Продавать свои домишки никто, конечно, не собирался – и Зоя, и Люся планировали умирать в родительских домах, где жизнь прожили, да и Мила не желала отказываться от удобств, которых в теремке не было. У нее возникла другая идея – Лиза с Никитой готовились к свадьбе, и свадьба должна была происходить, во исполнение Лизиной мечты, в тереме. Так почему бы молодым не поселиться после свадьбы в теремке? А уж Мирюгин-старший расстарается по части устройства удобств да и ремонта, какого-никакого. Кстати, Лиза не хотела, чтобы их обручальными кольцами стали кольца их тезок Бельковых – а вдруг их несчастья перейдут на новых владельцев.
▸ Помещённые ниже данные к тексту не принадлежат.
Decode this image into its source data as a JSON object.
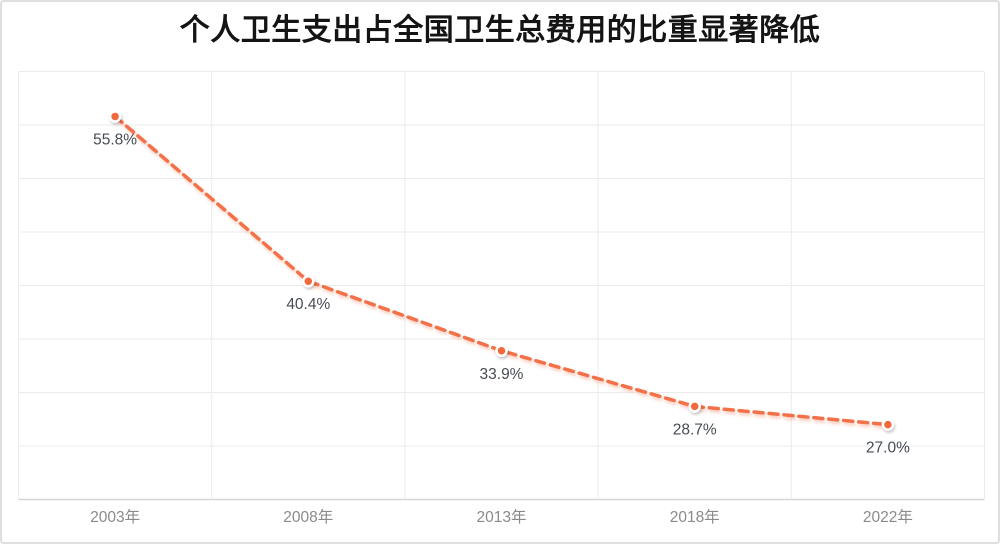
{
  "title": "个人卫生支出占全国卫生总费用的比重显著降低",
  "colors": {
    "background": "#ffffff",
    "card_border": "#dfdfdf",
    "title_color": "#141414",
    "line": "#f3714a",
    "line_shadow": "#f3714a",
    "marker_fill": "#f2673d",
    "marker_stroke": "#ffffff",
    "grid": "#ebebeb",
    "axis_line": "#d6d6d6",
    "data_label": "#474c55",
    "tick_label": "#8a8a8a"
  },
  "chart_data": {
    "type": "line",
    "line_style": "dashed",
    "title": "个人卫生支出占全国卫生总费用的比重显著降低",
    "categories": [
      "2003年",
      "2008年",
      "2013年",
      "2018年",
      "2022年"
    ],
    "values": [
      55.8,
      40.4,
      33.9,
      28.7,
      27.0
    ],
    "data_labels": [
      "55.8%",
      "40.4%",
      "33.9%",
      "28.7%",
      "27.0%"
    ],
    "xlabel": "",
    "ylabel": "",
    "ylim": [
      20,
      60
    ],
    "y_gridline_interval": 5,
    "grid": "on",
    "legend": "none",
    "y_axis_tick_labels_visible": false,
    "data_label_position": "below-point"
  }
}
– А ты посмотри на это с другой стороны, – сказала Людмила Ивановна. – Сколько им пришлось попутешествовать во времени и пространстве, в скольких руках побывать, прежде чем они попали в ваши! Не говоря уже о совпадении имен. Нет, Лиза, это судьба вам знак посылает и благословляет!
…Зазвонил Катин телефон – это заехали забрать ее сын с невесткой. Встречали они Новый год у тестей, там же оставили и уснувших детей, а теперь приехали поздравляться к свекрови. Надевая пальто, Катя напомнила:
– В двенадцать, как штык, у молодых Мирюгиных, приглашали. А потом зайдем к Любимовым, у Федьки-ракетчика день рождения. Вот уж недоразумение – даже родиться умудрился в самый праздник, бедная мать ни погулять вечером, ни чаю утром попить не успела.
* * *
Выйдя от Лизы с Никитой, дамы направились к Любимовым. Филя приветствовал их усиленной работой куцего хвоста – привык, и даже полюбил, а разве могло быть иначе? Зашли в дом, расцеловались с хозяйкой.
– А где же новорожденный?
– В зале на диване, – с сердцем махнула рукой Зинаида Григорьевна. – Проходите! – и пошлепала на кухню.
Игнатьевич лежал, отвернувшись к спинке дивана. Плечи его мелко подрагивали.
– Федор Игнатьевич! – переполошились гостьи. – Что случилось?
Рука деда потянулась к лицу – вытирать слезы. Мила бросилась к нему, остальные гостьи беспомощно топтались на пороге.
– Да что с вами? – вскричала Милка в тревоге, разворачивая деда. Он, впрочем, не сопротивлялся. – Почему вы плачете?
– Да как же мне не плакать? – Глаза его, впрочем, были сухими, рот – от уха до уха. – Еще год назад мне было восемьдесят шесть лет, а теперь вот восемьдесят семь стукнуло!